As for Model FM, Mr. Célestin revealed that he founded it in a small town and eventually moved it to a suburb of the Haitian capital, Port-au-Prince, where it is now broadcasting from. There is a modest, unmarked office for the station in the Petionville suburb. Both visits by The Times were met with shuttered offices or a single employee who was unable to provide any information on the station, including advertising rates.

PetroGaz-Haiti was owned by Mr. Célestin, but he said it looked to contravene legal limitations against benefitting from state funding, according to his own description. As long as politicians are allowed to own businesses, the Constitution bars them from having contracts with the government, which Mr. Célestin claimed he had for four years through his company.

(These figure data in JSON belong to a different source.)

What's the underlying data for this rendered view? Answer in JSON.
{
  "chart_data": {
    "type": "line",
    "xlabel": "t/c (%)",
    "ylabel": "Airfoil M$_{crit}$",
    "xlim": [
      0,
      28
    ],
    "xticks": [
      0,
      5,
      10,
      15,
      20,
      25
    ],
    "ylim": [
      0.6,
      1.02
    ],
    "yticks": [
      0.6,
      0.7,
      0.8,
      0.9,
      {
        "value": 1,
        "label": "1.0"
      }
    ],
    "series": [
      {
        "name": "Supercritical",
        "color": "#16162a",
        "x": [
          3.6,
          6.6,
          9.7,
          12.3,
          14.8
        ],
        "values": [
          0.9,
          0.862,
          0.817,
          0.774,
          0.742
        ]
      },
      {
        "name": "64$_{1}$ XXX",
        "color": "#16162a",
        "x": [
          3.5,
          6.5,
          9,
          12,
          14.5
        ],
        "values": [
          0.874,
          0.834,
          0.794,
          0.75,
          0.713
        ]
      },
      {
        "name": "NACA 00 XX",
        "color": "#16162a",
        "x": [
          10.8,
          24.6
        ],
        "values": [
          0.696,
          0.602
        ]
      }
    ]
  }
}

In February, the Haitian government’s Anti-Corruption Unit initiated an investigation into the acquisition of the Célestin mansion in Canada, which had sparked fury in the nation. It was not clear if the Royal Canadian Mounted Police, the country’s national police arm, was also examining the transaction. Garry Clement, the former chief of a R.C.M.P. money laundering section, said the purchase should have triggered a red signal under Canadian standards.

In accordance with Canadian money-laundering legislation, Mr. Célestin is deemed a “politically exposed person,” which implies that financial institutions must conduct due diligence to discover the source of any transferred cash exceeding $100,000. Mr. Clement indicated that Mrs. Célestin, as the wife of a “P.E.P.”, would also be subject to these laws.

Everything, according to Mr. Célestin, was legal in the acquisition. According to him, he consistently sent $20-30 million to Turkey to buy iron for what he described as one of his import firms “if I wasn’t clean, I would have had a lot of trouble with the banks in Miami,” he claimed. In the event that my money wasn’t legitimate, “I’d be terrified.”

However, both Mr. Célestin and his Montreal lawyer, Alexandre Bergevin, refused to answer any further inquiries or reveal the names of their import company or farm. After a request for comment was made, his wife, a counsellor at the Haitian consulate in Montreal since 2019, did not react.